Is Ceding the CIO Role to Men Just Another Career Inhibitor for Women?

    Last week I wrote a post following my interview with Martha Heller, an experienced CIO watcher and savvy recruiter specializing in placing IT executives, who expressed the view that women should consider pursuing a career in a female-friendly field like marketing rather than venture onto the male-dominated CIO career track. Heller noted that it’s difficult to fill a CIO vacancy with a woman, simply because the female talent pool is so low. It’s certainly a topic that warrants further discussion, especially in terms of how this gender divide relates to the disproportionately low number of women in high-profile, mission-critical corporate roles.

    First of all, it’s worth noting that if there was any outcry or backlash from women against Heller’s stand, I didn’t hear it. If anything, I heard general agreement. For example, Sabine Everaet, CIO of Coca-Cola’s European operation, tweeted this in response to my blog post:

    I agree: no pipeline of women ready, BUT as role evolves into digital, more women needed.

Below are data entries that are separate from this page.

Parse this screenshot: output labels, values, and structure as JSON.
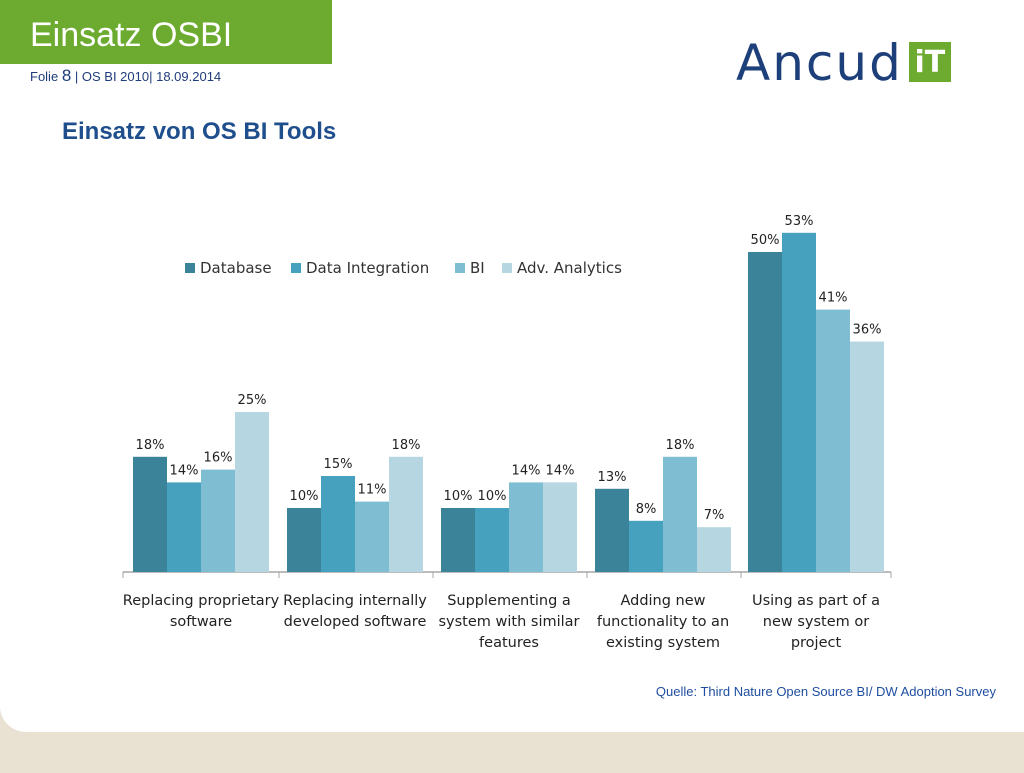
{
  "header": {
    "title": "Einsatz OSBI",
    "meta_prefix": "Folie",
    "slide_number": "8",
    "meta_suffix": "| OS BI 2010|  18.09.2014"
  },
  "logo": {
    "text": "Ancud",
    "badge": "iT"
  },
  "slide_title": "Einsatz von OS BI Tools",
  "source": "Quelle: Third Nature Open Source BI/ DW Adoption Survey",
  "colors": {
    "accent_green": "#6cab2f",
    "title_blue": "#1f4e8c",
    "database": "#3a8399",
    "data_integration": "#45a1bd",
    "bi": "#7fbdd3",
    "adv_analytics": "#b6d6e2"
  },
  "chart_data": {
    "type": "bar",
    "categories": [
      [
        "Replacing proprietary",
        "software"
      ],
      [
        "Replacing internally",
        "developed software"
      ],
      [
        "Supplementing a",
        "system with similar",
        "features"
      ],
      [
        "Adding new",
        "functionality to an",
        "existing system"
      ],
      [
        "Using as part of a",
        "new system or",
        "project"
      ]
    ],
    "series": [
      {
        "name": "Database",
        "color": "#3a8399",
        "values": [
          18,
          10,
          10,
          13,
          50
        ]
      },
      {
        "name": "Data Integration",
        "color": "#45a1bd",
        "values": [
          14,
          15,
          10,
          8,
          53
        ]
      },
      {
        "name": "BI",
        "color": "#7fbdd3",
        "values": [
          16,
          11,
          14,
          18,
          41
        ]
      },
      {
        "name": "Adv. Analytics",
        "color": "#b6d6e2",
        "values": [
          25,
          18,
          14,
          7,
          36
        ]
      }
    ],
    "value_suffix": "%",
    "legend_position": "top-left",
    "grid": false
  }
}
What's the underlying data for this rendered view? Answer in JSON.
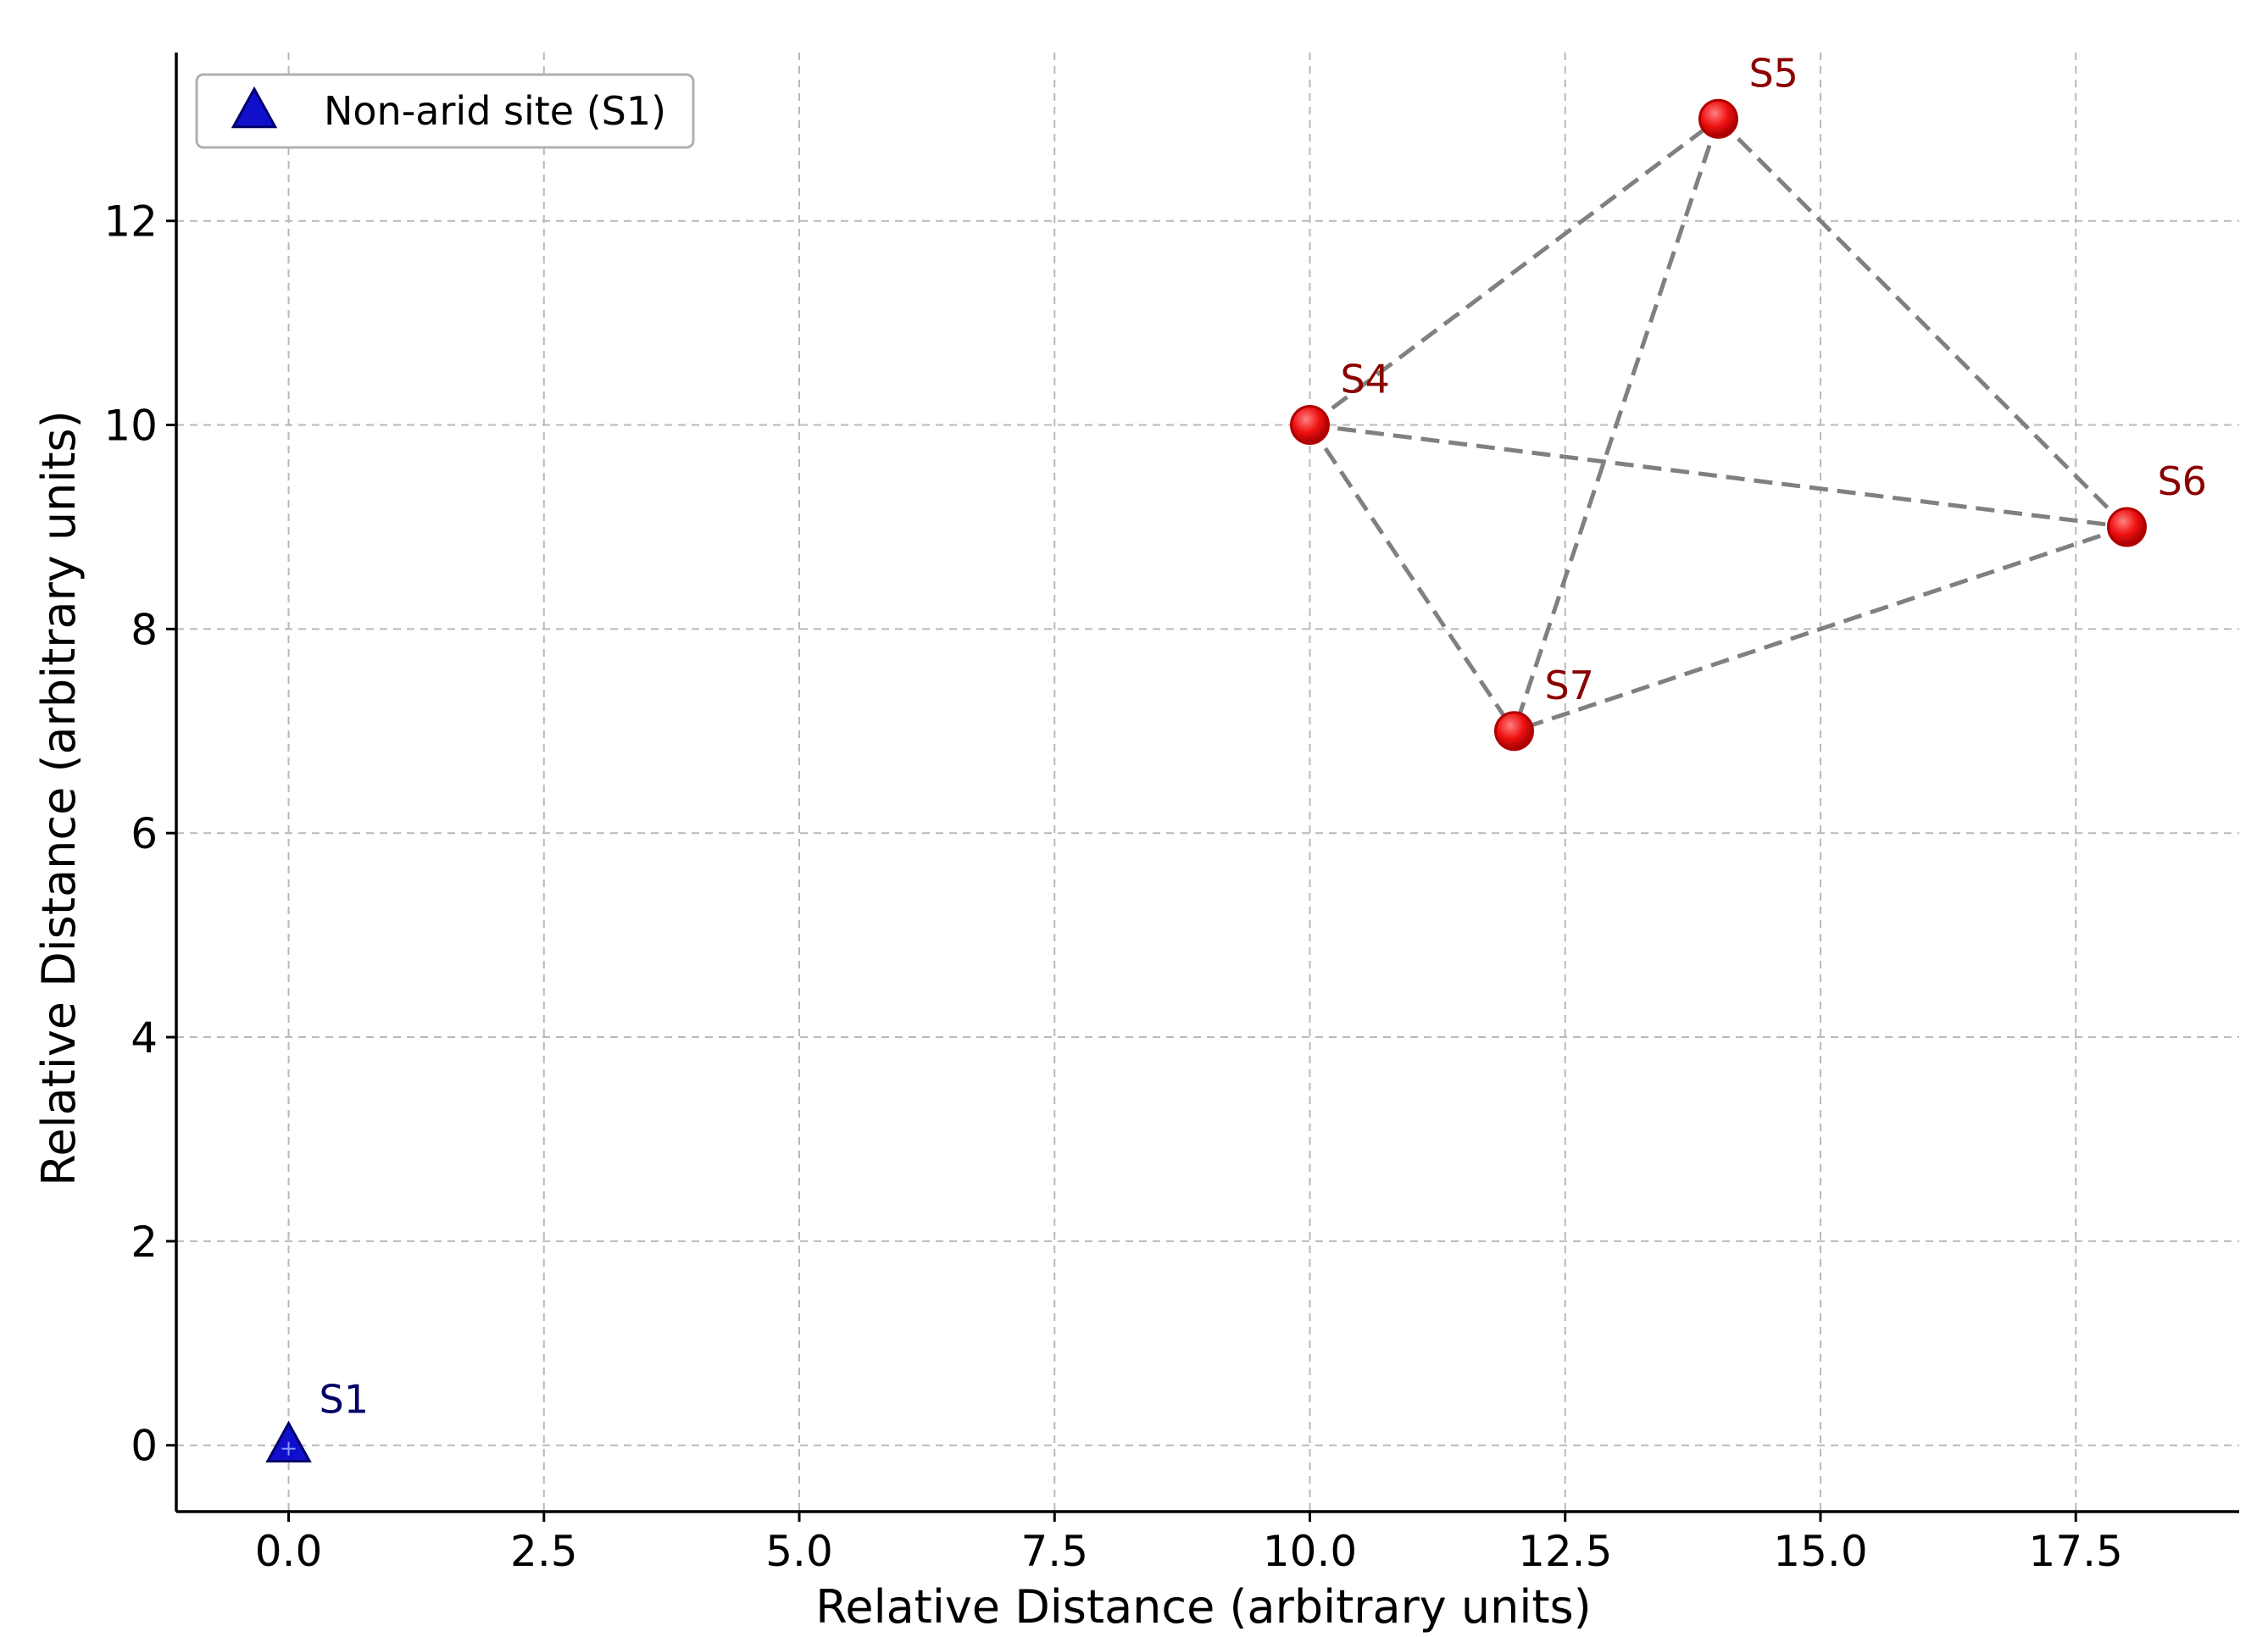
{
  "chart_data": {
    "type": "scatter",
    "title": "",
    "xlabel": "Relative Distance (arbitrary units)",
    "ylabel": "Relative Distance (arbitrary units)",
    "xlim": [
      -1.1,
      19.1
    ],
    "ylim": [
      -0.65,
      13.65
    ],
    "xticks": [
      0.0,
      2.5,
      5.0,
      7.5,
      10.0,
      12.5,
      15.0,
      17.5
    ],
    "xtick_labels": [
      "0.0",
      "2.5",
      "5.0",
      "7.5",
      "10.0",
      "12.5",
      "15.0",
      "17.5"
    ],
    "yticks": [
      0,
      2,
      4,
      6,
      8,
      10,
      12
    ],
    "ytick_labels": [
      "0",
      "2",
      "4",
      "6",
      "8",
      "10",
      "12"
    ],
    "grid": true,
    "legend_position": "top-left",
    "series": [
      {
        "name": "Non-arid site (S1)",
        "marker": "triangle",
        "color": "#1010cc",
        "label_color": "#000066",
        "points": [
          {
            "label": "S1",
            "x": 0,
            "y": 0
          }
        ]
      },
      {
        "marker": "circle",
        "color": "#ee1111",
        "label_color": "#8b0000",
        "points": [
          {
            "label": "S4",
            "x": 10,
            "y": 10
          },
          {
            "label": "S5",
            "x": 14,
            "y": 13
          },
          {
            "label": "S6",
            "x": 18,
            "y": 9
          },
          {
            "label": "S7",
            "x": 12,
            "y": 7
          }
        ]
      }
    ],
    "connections": [
      [
        "S4",
        "S5"
      ],
      [
        "S4",
        "S6"
      ],
      [
        "S4",
        "S7"
      ],
      [
        "S5",
        "S6"
      ],
      [
        "S5",
        "S7"
      ],
      [
        "S6",
        "S7"
      ]
    ],
    "connection_color": "#808080"
  }
}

    Meanwhile, Julie Lynch, principal at Uncommon Consulting and former vice president of human resources at Computerworld and InfoWorld, expressed strong support for Heller’s willingness to tell it like it is:

    Just because you don’t like something doesn’t make it less real. And pretending something doesn’t exist sets everyone up for failure. The best person for the job is the best person for the job. That said, run your organization with integrity, be a place where people want to work, be clear about job responsibilities, don’t make assumptions and cast your net wide to recruit a diverse workforce. If you truly value diversity, like Martha says, if the needle is that important, you’ll commit to spending time looking through the haystacks.

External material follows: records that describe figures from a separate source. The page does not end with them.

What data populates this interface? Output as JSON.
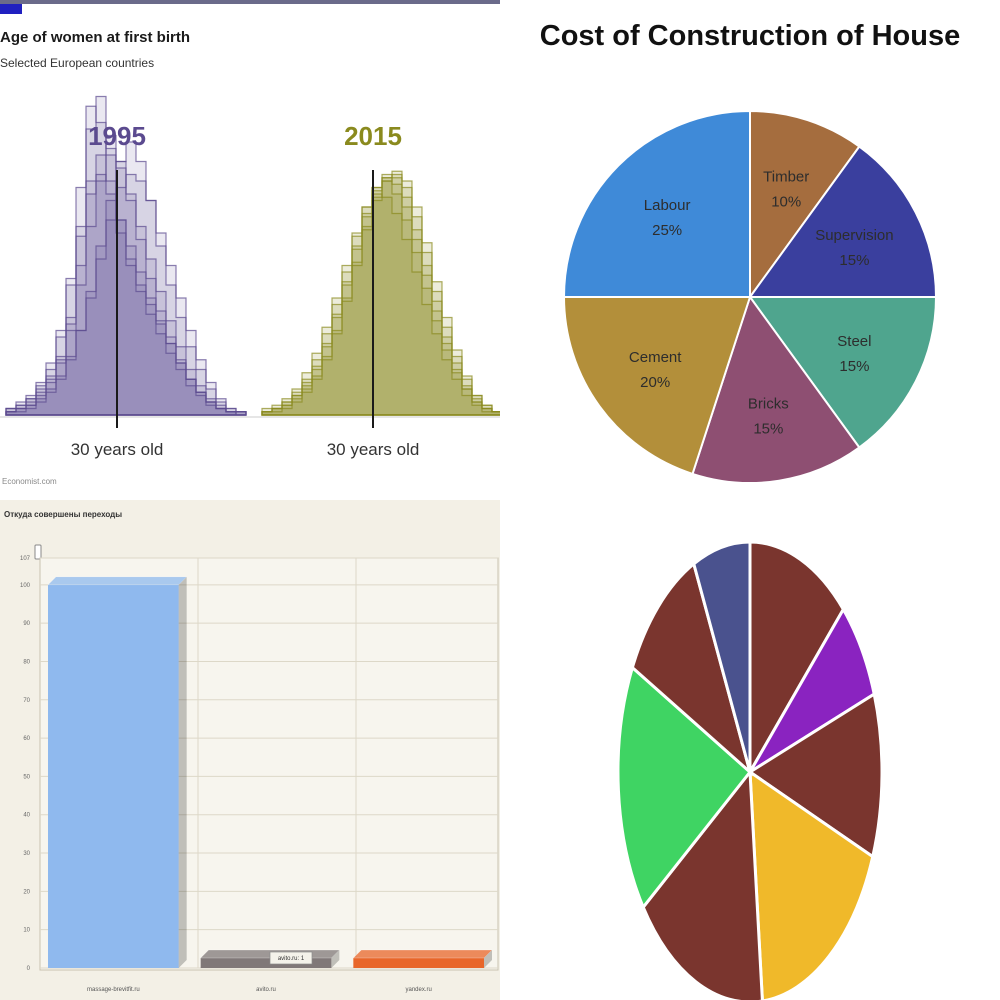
{
  "chart_data": [
    {
      "type": "area",
      "title": "Age of women at first birth",
      "subtitle": "Selected European countries",
      "source": "Economist.com",
      "xlabel": "",
      "ylabel": "",
      "grid": false,
      "colors": {
        "1995": "#5b4a8f",
        "2015": "#8a8a1e",
        "marker": "#1a1a1a"
      },
      "series": [
        {
          "name": "1995",
          "marker_label": "30 years old",
          "marker_age": 30,
          "countries": [
            [
              2,
              3,
              5,
              8,
              12,
              18,
              30,
              55,
              88,
              98,
              82,
              60,
              48,
              40,
              34,
              28,
              22,
              16,
              11,
              7,
              4,
              2,
              1,
              1
            ],
            [
              2,
              3,
              5,
              9,
              14,
              24,
              42,
              70,
              95,
              90,
              72,
              56,
              46,
              38,
              31,
              25,
              19,
              14,
              9,
              6,
              3,
              2,
              1,
              0
            ],
            [
              1,
              2,
              4,
              7,
              11,
              17,
              28,
              46,
              68,
              80,
              86,
              78,
              66,
              54,
              42,
              32,
              24,
              17,
              11,
              7,
              4,
              2,
              1,
              1
            ],
            [
              1,
              2,
              3,
              6,
              10,
              16,
              26,
              40,
              58,
              72,
              80,
              76,
              68,
              58,
              48,
              38,
              29,
              21,
              14,
              9,
              5,
              3,
              1,
              1
            ],
            [
              2,
              4,
              6,
              10,
              16,
              26,
              40,
              58,
              72,
              74,
              68,
              60,
              52,
              44,
              36,
              29,
              22,
              16,
              11,
              7,
              4,
              2,
              1,
              0
            ],
            [
              1,
              2,
              3,
              5,
              8,
              12,
              18,
              26,
              36,
              48,
              60,
              70,
              74,
              72,
              66,
              56,
              46,
              36,
              26,
              17,
              10,
              5,
              2,
              1
            ],
            [
              1,
              1,
              2,
              4,
              7,
              11,
              17,
              26,
              38,
              52,
              66,
              78,
              84,
              78,
              66,
              52,
              40,
              30,
              21,
              14,
              8,
              4,
              2,
              1
            ]
          ]
        },
        {
          "name": "2015",
          "marker_label": "30 years old",
          "marker_age": 30,
          "countries": [
            [
              1,
              2,
              4,
              7,
              11,
              17,
              25,
              34,
              44,
              55,
              64,
              70,
              72,
              68,
              60,
              50,
              39,
              29,
              20,
              13,
              8,
              4,
              2,
              1
            ],
            [
              1,
              2,
              3,
              6,
              9,
              14,
              21,
              30,
              40,
              51,
              61,
              69,
              73,
              71,
              64,
              54,
              43,
              32,
              22,
              14,
              8,
              4,
              2,
              1
            ],
            [
              2,
              3,
              5,
              8,
              13,
              19,
              27,
              36,
              46,
              56,
              64,
              68,
              67,
              62,
              54,
              44,
              34,
              25,
              17,
              11,
              6,
              3,
              1,
              1
            ],
            [
              1,
              1,
              2,
              4,
              7,
              11,
              17,
              25,
              35,
              46,
              57,
              66,
              72,
              74,
              70,
              61,
              50,
              38,
              27,
              18,
              11,
              6,
              3,
              1
            ],
            [
              1,
              2,
              4,
              6,
              10,
              15,
              22,
              31,
              41,
              52,
              62,
              70,
              74,
              73,
              67,
              57,
              46,
              35,
              24,
              16,
              9,
              5,
              2,
              1
            ],
            [
              1,
              2,
              3,
              5,
              8,
              12,
              18,
              26,
              36,
              47,
              58,
              67,
              73,
              75,
              72,
              64,
              53,
              41,
              30,
              20,
              12,
              6,
              3,
              1
            ]
          ]
        }
      ]
    },
    {
      "type": "pie",
      "title": "Cost of Construction of House",
      "legend": "none",
      "slices": [
        {
          "label": "Timber",
          "value": 10,
          "value_label": "10%",
          "color": "#a56d3e"
        },
        {
          "label": "Supervision",
          "value": 15,
          "value_label": "15%",
          "color": "#3a3f9e"
        },
        {
          "label": "Steel",
          "value": 15,
          "value_label": "15%",
          "color": "#4fa58e"
        },
        {
          "label": "Bricks",
          "value": 15,
          "value_label": "15%",
          "color": "#8e4f72"
        },
        {
          "label": "Cement",
          "value": 20,
          "value_label": "20%",
          "color": "#b38f3a"
        },
        {
          "label": "Labour",
          "value": 25,
          "value_label": "25%",
          "color": "#3f8ad8"
        }
      ]
    },
    {
      "type": "bar",
      "title": "Откуда совершены переходы",
      "xlabel": "",
      "ylabel": "",
      "ylim": [
        0,
        107
      ],
      "yticks": [
        0,
        10,
        20,
        30,
        40,
        50,
        60,
        70,
        80,
        90,
        100,
        107
      ],
      "grid": true,
      "tooltip": "avito.ru: 1",
      "categories": [
        "massage-brevitfit.ru",
        "avito.ru",
        "yandex.ru"
      ],
      "values": [
        100,
        1,
        1
      ],
      "colors": [
        "#8fb9ee",
        "#807878",
        "#e8662a"
      ]
    },
    {
      "type": "pie",
      "title": "",
      "legend": "none",
      "slices": [
        {
          "value": 12.5,
          "color": "#7a352e"
        },
        {
          "value": 7,
          "color": "#8a23c0"
        },
        {
          "value": 11.5,
          "color": "#7a352e"
        },
        {
          "value": 17.5,
          "color": "#f0b92a"
        },
        {
          "value": 16.5,
          "color": "#7a352e"
        },
        {
          "value": 17.5,
          "color": "#3fd463"
        },
        {
          "value": 10.5,
          "color": "#7a352e"
        },
        {
          "value": 7,
          "color": "#4a528e"
        }
      ]
    }
  ]
}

    No doubt, Lynch’s advice to companies to cast a wide recruiting net is every bit as valuable as Heller’s admonition against insisting on filling the CEO position with a woman as a means of furthering diversity. In any case, it’s worth remembering that women have a disproportionately low representation in the jobs that are key to getting ahead in global companies.

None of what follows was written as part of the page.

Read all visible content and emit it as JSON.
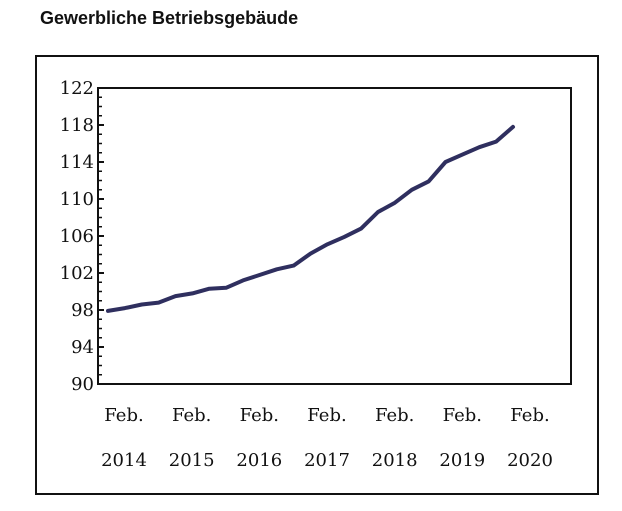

    Last month, Catalyst, a non-profit organization dedicated to the advancement of opportunities for women in the work place, released the results of a study that found that women get fewer of the “hot” jobs that predict advancement — those mission-critical roles involving high-visibility projects and international experience — than men. Here are a few highlights from the study:

    • 62 percent of respondents said high-profile assignments that gave them leadership experience had the greatest impact on their careers, while only 10 percent cited formal training programs as most impactful.
    • Men reported leading projects with bigger budgets (more than twice the size of women’s), larger teams (more than three times as many staff), that posed higher risk to the company (30 percent of men vs. 22 percent of women), and had more C-suite visibility (35 percent of men vs. 26 percent of women).
    • Men reported having roles with more critical responsibility—for profit and loss (56 percent of men vs. 46 percent of women), management of direct reports (77 percent of men vs. 70 percent of women), and budgets over $10 million (30 percent of men vs. 22 percent of women).
    • International assignments predict advancement, and women get fewer than men—but not because they’re unwilling to relocate. Of those most willing, more men than women got those assignments (35 percent vs. 26 percent), and more women than men were never offered the opportunity (64 percent vs. 55 percent).
    • More men than women got “hot jobs” after being in formal leadership development programs, and more men were promoted within a year of program completion (51 percent of men vs. 37 percent of women).